Bonn · Tanit Koch war Chefin der Bild und leitet heute die RTL-Zentralredaktion. In der Reihe „Ich stelle mich“ berichtet Koch über ihren Werdegang und ihre Erfahrungen in nationalen Medien.

 Tanit Koch im Gespräch mit Helge Matthiesen.

Tanit Koch im Gespräch mit Helge Matthiesen.

Foto: Martin Wein

Nähere Kenntnisse zur Ehe von Roberto Blanco gehören üblicherweise nicht zu den Hauptthemen eines Vorstellungsgesprächs. Wenn der Schlagerstar just an diesem Tag in Badehose auf dem Titel der Bild-Zeitung prangt und der Kolumnist des Blattes seiner betrogenen Ehefrau schnodderig Durchhalten empfiehlt, mag sich eine fundierte Meinung aber demjenigen empfehlen, der beim Flaggschiff des deutschen Boulevard-Journalismus anheuern möchte. Tanit Koch hat den damaligen Chefredakteur Kai Diekmann offenbar überzeugt. So konnte die in Bad Godesberg aufgewachsene Juristin 2005 ihr Volontariat bei der Axel-Springer-Journalistenschule beginnen. Elf Jahre später wurde sie als erste Frau in diesem Amt Diekmanns Nachfolgerin.

Genug Stoff also für ein gepflegtes Werkstattgespräch mit GA-Chefredakteur Helge Matthiesen im Pastoralzentrum St.

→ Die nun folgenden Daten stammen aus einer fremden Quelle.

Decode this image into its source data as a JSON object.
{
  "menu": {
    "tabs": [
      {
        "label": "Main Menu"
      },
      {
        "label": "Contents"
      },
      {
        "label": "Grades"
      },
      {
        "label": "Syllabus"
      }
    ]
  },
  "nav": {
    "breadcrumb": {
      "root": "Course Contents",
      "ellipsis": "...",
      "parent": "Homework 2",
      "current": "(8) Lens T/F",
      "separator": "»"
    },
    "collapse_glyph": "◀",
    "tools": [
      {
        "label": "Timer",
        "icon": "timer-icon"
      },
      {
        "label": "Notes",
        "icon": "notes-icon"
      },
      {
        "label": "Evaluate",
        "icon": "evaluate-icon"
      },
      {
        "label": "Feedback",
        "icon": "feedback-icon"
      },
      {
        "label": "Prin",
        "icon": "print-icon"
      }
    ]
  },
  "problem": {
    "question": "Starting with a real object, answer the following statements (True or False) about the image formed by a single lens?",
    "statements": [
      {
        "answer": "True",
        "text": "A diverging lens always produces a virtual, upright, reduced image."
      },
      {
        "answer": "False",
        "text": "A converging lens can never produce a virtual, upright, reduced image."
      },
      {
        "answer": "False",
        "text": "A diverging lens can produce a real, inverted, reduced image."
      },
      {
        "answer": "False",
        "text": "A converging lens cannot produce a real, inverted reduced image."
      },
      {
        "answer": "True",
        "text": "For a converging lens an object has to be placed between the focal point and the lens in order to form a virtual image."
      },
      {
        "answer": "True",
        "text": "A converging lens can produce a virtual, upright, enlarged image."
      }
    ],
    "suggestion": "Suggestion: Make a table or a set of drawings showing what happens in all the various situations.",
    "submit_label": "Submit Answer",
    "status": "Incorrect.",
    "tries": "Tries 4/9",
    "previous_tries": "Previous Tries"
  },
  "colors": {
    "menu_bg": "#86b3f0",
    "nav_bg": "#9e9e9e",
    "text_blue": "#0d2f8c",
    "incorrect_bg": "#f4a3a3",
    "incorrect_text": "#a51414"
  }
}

Marien in Bad Godesberg. In der Reihe „Ich stelle mich“ berichtete Koch über ihren Werdegang und ihre Erfahrungen in nationalen Medien. Seit 2018 leitet Koch die Zentralredaktion der Mediengruppe RTL Deutschland.

Nach 15 Jahren im Beruf zieht sie durchaus gemischte Bilanz. Dem Journalismus fehle es an unterschiedlichen Blickwinkeln. Fast alle Journalisten hätten studiert und lebten in Großstädten. In der Freiwilligen Feuerwehr oder einem Schützenverein engagiere sich kaum einer. Dass auch in den Medien nur wenige Frauen Führungsverantwortung übernehmen, sei hingegen geringeren gesellschaftlichen Erwartungen an das weibliche Geschlecht geschuldet. Viele Kandidatinnen hätten auch ihr gegenüber entsprechende Angebote abgelehnt.

In wachsenden Beeinflussungsversuchen von Medien-Anwälten sieht Koch eine Gefahr für die freie Berichterstattung. Bisweilen versuchten Juristen im Auftrag ihrer prominenten Mandanten bewusst mit Unwahrheiten eine Berichterstattung zu unterbinden. „Wir wissen oft mehr, als wir schreiben oder senden können“, erklärt Koch. Dabei seien es Prominente oder deren Agenten oft selbst, die Medien Tipps zu ihren Aufenthaltsorten oder Lebensereignissen gäben.

Als Bad Godesberger Mädchen habe sie stets Funkenmariechen werden wollen, gestand Koch zum Thema Karneval. Heute dankt Tanit Koch ihrer Mutter, dass die sie vor kompromittierenden Fotos bewahrt habe. Als erfahrene Journalisten weiß sie ja mittlerweile, wie schnell so etwas in die Öffentlichkeit kommt.